In freshwater ciliates known as Vorticella, the researchers spotted “an amazing centrin cage, dotted tubulin flagellar components, and an insane mouth apparatus [at far left, green],” Dudin said. In the middle, a spindle (green) appears to be organizing as cells prepare for division. Green dots of the structural protein tubulin are visible throughout the protist’s distinctive stalk (at right).

DeyLab/DudinLab/CentrioleLab
Fluorescence micrograph showing a Ross Sea dinoflagellate. The nucleus is stained in blue, a protein complex crucial for photosynthesis is stained in green, rubisco is stained in magenta.

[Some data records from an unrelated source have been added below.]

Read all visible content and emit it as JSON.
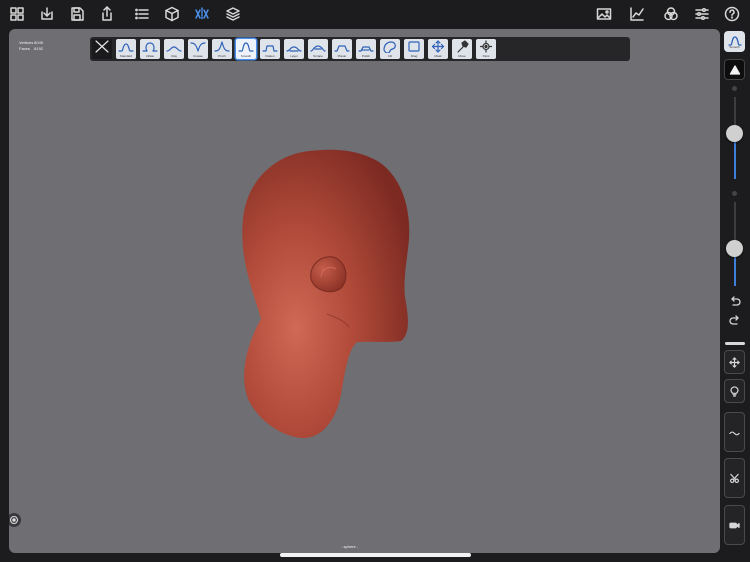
{
  "stats": {
    "vertices_label": "Vertices",
    "vertices_value": "8049",
    "faces_label": "Faces",
    "faces_value": "8192"
  },
  "top_toolbar": {
    "left_icons": [
      "grid-icon",
      "import-icon",
      "save-icon",
      "share-icon",
      "list-icon",
      "cube-icon",
      "symmetry-icon",
      "layers-icon"
    ],
    "right_icons": [
      "image-icon",
      "graph-icon",
      "color-circles-icon",
      "sliders-icon",
      "help-icon"
    ]
  },
  "tools": [
    {
      "label": "Close",
      "icon": "close-icon"
    },
    {
      "label": "Standard",
      "icon": "standard-brush-icon"
    },
    {
      "label": "Inflate",
      "icon": "inflate-brush-icon"
    },
    {
      "label": "Clay",
      "icon": "clay-brush-icon"
    },
    {
      "label": "Crease",
      "icon": "crease-brush-icon"
    },
    {
      "label": "Pinch",
      "icon": "pinch-brush-icon"
    },
    {
      "label": "Smooth",
      "icon": "smooth-brush-icon"
    },
    {
      "label": "Flatten",
      "icon": "flatten-brush-icon"
    },
    {
      "label": "Layer",
      "icon": "layer-brush-icon"
    },
    {
      "label": "Scrape",
      "icon": "scrape-brush-icon"
    },
    {
      "label": "Planar",
      "icon": "planar-brush-icon"
    },
    {
      "label": "Polish",
      "icon": "polish-brush-icon"
    },
    {
      "label": "Fill",
      "icon": "fill-brush-icon"
    },
    {
      "label": "Drag",
      "icon": "drag-brush-icon"
    },
    {
      "label": "Mask",
      "icon": "mask-icon"
    },
    {
      "label": "Move",
      "icon": "move-icon"
    },
    {
      "label": "Paint",
      "icon": "paint-icon"
    },
    {
      "label": "Transform",
      "icon": "transform-icon"
    }
  ],
  "active_tool": "Smooth",
  "current_brush_label": "Smooth",
  "viewport_label": "sphere",
  "sliders": {
    "radius": 0.55,
    "intensity": 0.45
  },
  "colors": {
    "accent": "#3f7fd9",
    "mesh": "#b5503f",
    "viewport_bg": "#6f6e73"
  }
}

A dinoflagellate identified in Antarctica’s Ross Sea is known to steal organelles called plastids from the microalga Phaeocystis antarctica. Expansion microscopy of the engulfing process revealed that the host microbe retained more than just plastids. The alga’s nucleus (blue) and other features such as a protein complex crucial for photosynthesis (green) were also observed inside the host. These interactions offer insight into early evolutionary steps of eukaryotes but are still not fully understood.

DudinLab/DecelleLab
Fluorescence micrograph showing the dinoflagellate Lingulodinium polyedra, stained in blue and green.

Expansion microscopy of the dinoflagellate Lingulodinium polyedra reveals the chromosomal organization (DNA in blue) and internal axostyle (center, green) — a microtubule structure that helps the cell move. “We have imaged more than 60 species across the dinoflagellate tree, allowing us to map cytoskeletal diversity within the whole lineage,” Dudin said.